Now that you have an overview of the principles that you should be mindful of, here are a few specific best practices to guide the design of your websites and landing pages. Keep in mind, best practices are only useful as starting points. Test everything as they may or may not work for your situation:

  • Online forms should always be as short as possible. Only collect the bare minimum of what you need. Don’t ask for names if you won’t be using them in email personalization, and don’t ask for phone numbers if you will never call them. Ideally, having a single field such as their email is enough. If you have longer forms, always think of how you can shorten them, since shorter forms are equal to more form submissions in almost every case.
  • Category pages should be made practical and should organize items on your website logically based on how people differentiate products. Breadcrumbs (or the path that you navigate through your website) should always be included on all pages so people can easily go back if they need to.

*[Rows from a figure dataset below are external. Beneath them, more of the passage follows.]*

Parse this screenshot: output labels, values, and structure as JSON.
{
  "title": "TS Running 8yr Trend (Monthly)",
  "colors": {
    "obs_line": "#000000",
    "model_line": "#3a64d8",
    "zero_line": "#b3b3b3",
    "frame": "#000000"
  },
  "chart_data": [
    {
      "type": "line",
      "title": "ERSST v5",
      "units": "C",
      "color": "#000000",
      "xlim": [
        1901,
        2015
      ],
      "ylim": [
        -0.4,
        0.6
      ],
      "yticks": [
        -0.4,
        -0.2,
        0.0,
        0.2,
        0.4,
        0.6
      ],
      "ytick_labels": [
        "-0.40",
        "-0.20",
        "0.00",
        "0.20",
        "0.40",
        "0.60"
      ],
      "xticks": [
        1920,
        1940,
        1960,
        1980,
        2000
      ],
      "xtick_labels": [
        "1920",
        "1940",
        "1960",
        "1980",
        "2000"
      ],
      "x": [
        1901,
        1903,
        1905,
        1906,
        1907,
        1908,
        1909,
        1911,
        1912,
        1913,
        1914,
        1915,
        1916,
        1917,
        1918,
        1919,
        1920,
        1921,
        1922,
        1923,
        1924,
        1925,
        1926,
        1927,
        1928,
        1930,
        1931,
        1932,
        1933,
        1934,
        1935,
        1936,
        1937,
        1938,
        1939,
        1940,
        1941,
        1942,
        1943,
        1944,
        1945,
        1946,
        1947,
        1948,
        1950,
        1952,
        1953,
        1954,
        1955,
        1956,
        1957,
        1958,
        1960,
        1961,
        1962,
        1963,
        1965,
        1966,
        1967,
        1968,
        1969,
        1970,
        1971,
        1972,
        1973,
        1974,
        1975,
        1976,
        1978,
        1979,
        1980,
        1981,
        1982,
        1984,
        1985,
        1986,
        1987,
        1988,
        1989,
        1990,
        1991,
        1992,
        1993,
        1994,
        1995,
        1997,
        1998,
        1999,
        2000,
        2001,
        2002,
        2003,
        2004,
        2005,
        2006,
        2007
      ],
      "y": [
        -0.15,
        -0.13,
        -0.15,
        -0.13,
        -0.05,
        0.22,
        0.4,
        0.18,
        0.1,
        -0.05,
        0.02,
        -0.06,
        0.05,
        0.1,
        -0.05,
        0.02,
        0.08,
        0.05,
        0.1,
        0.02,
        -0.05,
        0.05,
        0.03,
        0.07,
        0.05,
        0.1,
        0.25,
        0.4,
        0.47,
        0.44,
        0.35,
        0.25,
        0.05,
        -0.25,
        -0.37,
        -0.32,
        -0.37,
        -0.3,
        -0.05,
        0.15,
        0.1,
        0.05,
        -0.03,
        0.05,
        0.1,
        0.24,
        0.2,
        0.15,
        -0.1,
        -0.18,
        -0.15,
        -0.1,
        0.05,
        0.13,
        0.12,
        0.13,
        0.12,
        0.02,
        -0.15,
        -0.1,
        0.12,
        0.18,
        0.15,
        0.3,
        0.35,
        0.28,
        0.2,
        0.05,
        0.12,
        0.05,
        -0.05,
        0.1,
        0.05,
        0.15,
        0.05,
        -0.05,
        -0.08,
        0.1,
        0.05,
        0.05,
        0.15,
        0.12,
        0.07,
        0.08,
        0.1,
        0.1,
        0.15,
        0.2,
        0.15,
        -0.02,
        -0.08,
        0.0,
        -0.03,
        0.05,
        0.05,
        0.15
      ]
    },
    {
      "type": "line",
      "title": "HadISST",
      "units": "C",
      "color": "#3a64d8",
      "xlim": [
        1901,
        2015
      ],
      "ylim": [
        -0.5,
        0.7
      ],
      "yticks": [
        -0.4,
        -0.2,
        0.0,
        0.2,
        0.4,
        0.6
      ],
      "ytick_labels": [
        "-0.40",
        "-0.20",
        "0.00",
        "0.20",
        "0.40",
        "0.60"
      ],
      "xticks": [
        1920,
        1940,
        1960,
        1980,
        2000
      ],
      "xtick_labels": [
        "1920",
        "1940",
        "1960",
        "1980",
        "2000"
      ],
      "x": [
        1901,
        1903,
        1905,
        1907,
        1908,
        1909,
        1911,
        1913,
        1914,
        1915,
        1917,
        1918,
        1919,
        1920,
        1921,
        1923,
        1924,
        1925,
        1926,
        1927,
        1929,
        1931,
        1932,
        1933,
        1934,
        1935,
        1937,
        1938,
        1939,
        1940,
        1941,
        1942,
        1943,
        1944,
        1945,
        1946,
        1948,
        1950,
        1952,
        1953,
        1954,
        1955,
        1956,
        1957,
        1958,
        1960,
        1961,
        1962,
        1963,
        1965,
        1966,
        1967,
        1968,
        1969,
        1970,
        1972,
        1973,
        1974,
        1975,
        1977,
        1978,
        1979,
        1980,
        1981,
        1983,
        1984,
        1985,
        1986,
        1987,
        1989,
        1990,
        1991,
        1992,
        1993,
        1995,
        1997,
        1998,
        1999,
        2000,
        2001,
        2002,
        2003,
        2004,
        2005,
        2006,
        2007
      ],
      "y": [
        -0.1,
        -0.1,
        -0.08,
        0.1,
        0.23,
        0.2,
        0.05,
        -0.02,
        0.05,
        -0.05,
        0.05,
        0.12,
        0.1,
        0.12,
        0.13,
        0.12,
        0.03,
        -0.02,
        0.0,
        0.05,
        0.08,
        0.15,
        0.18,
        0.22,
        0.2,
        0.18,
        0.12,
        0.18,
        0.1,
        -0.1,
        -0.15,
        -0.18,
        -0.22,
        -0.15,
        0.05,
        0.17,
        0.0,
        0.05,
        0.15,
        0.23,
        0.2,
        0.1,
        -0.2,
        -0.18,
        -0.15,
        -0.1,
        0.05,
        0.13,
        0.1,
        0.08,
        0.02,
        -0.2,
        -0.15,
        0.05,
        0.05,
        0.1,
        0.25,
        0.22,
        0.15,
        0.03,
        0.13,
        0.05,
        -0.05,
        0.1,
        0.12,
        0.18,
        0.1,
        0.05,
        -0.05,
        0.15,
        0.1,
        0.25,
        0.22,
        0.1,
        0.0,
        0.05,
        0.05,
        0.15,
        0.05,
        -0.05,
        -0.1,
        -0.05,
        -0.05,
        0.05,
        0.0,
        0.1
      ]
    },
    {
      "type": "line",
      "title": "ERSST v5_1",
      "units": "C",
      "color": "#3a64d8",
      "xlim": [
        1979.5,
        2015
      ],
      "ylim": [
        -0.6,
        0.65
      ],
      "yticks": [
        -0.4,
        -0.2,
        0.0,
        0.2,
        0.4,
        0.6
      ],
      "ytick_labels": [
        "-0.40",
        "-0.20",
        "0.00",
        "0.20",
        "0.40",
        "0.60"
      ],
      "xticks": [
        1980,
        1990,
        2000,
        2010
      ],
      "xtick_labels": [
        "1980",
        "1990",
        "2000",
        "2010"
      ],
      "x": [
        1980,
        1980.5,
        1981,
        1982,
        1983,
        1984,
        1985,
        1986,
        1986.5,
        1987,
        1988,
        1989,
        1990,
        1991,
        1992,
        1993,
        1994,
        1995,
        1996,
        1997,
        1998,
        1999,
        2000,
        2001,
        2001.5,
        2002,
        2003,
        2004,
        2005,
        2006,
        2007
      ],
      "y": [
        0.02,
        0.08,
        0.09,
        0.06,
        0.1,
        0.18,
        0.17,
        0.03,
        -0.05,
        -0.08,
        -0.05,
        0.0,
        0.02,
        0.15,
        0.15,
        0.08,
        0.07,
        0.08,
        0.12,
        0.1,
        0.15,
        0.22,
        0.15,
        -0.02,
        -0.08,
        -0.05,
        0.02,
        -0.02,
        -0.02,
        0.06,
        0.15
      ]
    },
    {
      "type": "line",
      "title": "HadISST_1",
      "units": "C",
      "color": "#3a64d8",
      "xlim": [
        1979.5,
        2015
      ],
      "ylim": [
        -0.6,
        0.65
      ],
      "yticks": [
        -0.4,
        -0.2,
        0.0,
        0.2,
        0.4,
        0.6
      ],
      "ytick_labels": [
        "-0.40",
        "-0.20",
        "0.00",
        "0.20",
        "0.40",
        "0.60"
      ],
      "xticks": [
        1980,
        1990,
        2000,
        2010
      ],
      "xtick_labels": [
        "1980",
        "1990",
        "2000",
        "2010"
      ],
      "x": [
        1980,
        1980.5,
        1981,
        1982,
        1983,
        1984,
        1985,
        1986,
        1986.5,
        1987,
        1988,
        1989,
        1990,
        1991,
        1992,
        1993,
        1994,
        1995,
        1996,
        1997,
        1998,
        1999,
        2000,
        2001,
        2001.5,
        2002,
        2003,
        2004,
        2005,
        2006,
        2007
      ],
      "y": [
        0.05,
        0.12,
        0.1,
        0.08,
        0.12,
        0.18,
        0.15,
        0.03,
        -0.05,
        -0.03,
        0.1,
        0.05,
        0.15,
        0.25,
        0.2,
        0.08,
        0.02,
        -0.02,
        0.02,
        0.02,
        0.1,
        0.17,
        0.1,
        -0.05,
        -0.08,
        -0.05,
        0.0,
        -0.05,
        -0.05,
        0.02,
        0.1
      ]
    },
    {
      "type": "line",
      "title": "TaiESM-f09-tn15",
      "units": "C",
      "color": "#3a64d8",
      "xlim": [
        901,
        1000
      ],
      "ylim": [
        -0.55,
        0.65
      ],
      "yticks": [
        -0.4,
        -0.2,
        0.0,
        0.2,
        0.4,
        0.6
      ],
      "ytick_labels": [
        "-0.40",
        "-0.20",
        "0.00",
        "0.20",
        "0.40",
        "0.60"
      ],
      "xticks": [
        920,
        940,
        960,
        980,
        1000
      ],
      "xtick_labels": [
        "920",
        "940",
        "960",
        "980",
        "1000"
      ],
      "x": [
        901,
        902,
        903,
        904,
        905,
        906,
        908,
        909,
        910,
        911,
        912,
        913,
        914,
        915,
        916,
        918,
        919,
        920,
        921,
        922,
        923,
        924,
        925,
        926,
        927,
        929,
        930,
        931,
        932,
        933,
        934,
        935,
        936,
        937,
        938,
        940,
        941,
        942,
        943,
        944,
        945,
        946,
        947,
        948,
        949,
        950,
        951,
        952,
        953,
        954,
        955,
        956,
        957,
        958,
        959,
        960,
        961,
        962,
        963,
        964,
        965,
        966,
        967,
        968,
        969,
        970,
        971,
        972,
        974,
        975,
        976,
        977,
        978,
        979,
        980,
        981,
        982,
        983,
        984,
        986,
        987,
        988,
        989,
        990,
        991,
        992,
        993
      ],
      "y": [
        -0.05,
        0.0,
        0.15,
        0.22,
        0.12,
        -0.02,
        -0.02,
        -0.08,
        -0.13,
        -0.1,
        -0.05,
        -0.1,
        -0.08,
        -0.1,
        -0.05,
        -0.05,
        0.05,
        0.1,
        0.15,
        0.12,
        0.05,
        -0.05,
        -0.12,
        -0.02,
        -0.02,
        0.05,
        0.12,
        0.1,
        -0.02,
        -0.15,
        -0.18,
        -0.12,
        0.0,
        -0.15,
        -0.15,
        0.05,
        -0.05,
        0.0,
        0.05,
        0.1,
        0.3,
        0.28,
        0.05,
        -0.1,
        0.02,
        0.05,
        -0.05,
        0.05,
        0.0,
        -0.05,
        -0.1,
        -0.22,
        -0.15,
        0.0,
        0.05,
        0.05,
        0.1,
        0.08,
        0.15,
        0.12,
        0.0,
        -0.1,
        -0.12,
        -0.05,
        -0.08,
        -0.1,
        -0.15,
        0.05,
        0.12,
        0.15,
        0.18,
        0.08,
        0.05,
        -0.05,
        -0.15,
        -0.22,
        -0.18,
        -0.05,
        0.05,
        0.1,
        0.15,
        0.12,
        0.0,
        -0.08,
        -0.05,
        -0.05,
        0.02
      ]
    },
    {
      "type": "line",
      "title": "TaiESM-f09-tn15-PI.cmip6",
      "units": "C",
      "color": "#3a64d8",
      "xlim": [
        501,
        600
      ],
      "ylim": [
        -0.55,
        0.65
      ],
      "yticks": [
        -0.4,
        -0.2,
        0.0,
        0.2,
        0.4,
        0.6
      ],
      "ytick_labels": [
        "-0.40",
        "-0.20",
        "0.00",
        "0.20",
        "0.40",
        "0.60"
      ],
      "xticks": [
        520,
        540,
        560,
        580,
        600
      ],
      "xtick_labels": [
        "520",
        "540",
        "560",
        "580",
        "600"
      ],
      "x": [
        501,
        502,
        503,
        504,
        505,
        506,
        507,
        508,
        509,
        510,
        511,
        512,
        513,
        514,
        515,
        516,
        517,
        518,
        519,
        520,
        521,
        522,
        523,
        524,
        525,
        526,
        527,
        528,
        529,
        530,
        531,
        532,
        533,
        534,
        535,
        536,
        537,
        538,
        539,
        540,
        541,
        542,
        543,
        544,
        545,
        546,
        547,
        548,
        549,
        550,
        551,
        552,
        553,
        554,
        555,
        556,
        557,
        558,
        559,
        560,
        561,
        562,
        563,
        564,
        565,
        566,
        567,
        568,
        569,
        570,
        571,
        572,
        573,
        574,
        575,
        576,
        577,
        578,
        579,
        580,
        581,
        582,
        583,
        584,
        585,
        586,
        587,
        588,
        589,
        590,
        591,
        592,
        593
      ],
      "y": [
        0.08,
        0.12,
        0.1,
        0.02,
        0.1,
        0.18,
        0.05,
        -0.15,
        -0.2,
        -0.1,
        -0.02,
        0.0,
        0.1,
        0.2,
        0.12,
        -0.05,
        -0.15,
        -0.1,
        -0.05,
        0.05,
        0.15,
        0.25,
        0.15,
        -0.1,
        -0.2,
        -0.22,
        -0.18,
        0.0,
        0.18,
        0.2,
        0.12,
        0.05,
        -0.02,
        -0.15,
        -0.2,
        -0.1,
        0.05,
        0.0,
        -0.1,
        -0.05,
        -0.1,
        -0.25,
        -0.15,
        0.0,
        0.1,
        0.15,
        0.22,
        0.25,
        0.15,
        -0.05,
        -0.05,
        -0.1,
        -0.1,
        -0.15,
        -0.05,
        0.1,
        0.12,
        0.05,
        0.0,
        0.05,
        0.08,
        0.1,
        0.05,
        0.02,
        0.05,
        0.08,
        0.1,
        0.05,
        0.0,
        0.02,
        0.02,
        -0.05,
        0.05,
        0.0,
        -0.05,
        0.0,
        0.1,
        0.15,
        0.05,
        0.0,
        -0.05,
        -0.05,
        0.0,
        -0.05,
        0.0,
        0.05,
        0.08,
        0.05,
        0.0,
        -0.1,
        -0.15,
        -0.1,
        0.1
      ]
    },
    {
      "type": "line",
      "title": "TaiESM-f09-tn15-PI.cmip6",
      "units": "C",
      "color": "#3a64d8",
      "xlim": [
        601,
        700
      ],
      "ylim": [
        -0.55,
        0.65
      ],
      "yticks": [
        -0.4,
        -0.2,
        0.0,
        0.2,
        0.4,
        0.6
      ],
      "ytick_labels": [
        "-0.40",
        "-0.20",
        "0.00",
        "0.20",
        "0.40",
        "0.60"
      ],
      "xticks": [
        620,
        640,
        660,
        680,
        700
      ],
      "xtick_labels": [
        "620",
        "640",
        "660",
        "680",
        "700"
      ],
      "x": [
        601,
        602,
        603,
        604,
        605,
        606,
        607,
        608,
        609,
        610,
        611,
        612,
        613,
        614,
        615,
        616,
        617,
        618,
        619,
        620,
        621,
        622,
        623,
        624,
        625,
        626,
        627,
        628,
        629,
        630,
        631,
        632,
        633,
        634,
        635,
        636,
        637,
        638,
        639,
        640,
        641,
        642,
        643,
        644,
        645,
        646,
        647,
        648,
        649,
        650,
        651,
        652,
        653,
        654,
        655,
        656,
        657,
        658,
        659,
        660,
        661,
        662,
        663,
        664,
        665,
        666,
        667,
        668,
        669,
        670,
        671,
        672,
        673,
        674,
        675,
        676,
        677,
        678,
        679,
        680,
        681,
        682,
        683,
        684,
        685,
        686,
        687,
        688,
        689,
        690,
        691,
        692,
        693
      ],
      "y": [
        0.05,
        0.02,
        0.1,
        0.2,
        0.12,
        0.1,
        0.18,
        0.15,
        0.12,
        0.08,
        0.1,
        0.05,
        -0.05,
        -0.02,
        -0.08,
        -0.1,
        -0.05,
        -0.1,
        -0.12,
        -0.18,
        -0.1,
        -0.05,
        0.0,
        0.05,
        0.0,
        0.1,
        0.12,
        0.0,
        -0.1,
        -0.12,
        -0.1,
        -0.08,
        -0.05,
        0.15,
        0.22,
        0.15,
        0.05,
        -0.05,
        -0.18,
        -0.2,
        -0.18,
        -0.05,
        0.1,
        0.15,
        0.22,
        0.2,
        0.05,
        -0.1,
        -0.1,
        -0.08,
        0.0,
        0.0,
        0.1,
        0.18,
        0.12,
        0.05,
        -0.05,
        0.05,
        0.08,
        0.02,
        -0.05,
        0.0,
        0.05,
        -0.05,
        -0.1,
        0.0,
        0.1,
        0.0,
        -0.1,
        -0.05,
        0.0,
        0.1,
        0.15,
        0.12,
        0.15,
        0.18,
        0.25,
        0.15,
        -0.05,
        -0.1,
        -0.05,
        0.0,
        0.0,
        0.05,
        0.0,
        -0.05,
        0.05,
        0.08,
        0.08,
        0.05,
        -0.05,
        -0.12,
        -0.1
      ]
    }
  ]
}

  • Important buttons and CTAs should always have a high-contrasting color (that is different from other colors on your website) so they stand out and attract attention. Also important to note: CTA buttons should only lead you closer to conversions.
  • Hero sections (the first and most visited part of your homepage) must always be around 700px in height and should show a clear headline that includes the main form of value that your product or service can provide, with a few sub-headlines presenting unique selling points and a contrasting CTA button that can lead visitors further down the conversion path.
  • Imagery, which is noticed by our (reptilian) brains much faster than text, should also convey the value of what you sell. Make sure to include clear pictures with a high-quality format while also not adding too much load time to your website. You can compress images to make your website load faster. Ideally, you should keep your page below 2MB. Be mindful of mobile data users.
  • Keep font sizes at a minimum of 16px to ensure that visitors can read your content. Research suggests that larger font sizes generate a stronger emotional response, so you can also use very large sizes for your most important titles. Avoid adding too much text, walls of information are not fun and will not be read by most visitors with a short attention span.
  • Pricing should always be kept very clear, next to the list of features associated with specific pricing plans. Comparison grids that clearly show different payment plans that are easy to differentiate typically have the best performance. People should easily understand what they get for what they pay for.
  • A FAQ section should be avoided if possible. If you’re not answering all the questions that a visitor or potential buyer may have, you have not designed the copy and imagery properly on your pages.
  • Search bars must always be included on sites where there is a large variety of products (more than 20+).
  • Adding items to your cart must be made clearly visible. An animation or pop-up of the cart should appear as soon as you add something to your cart as a visual confirmation.

Please note that these are starting points. Most of this advice can be applied universally and successfully, but you must always confirm your assumptions with a structured testing framework. Never assume something works just because it seems like it will, otherwise you will be wasting money on designing and driving traffic to an online experience that doesn’t drive conversions.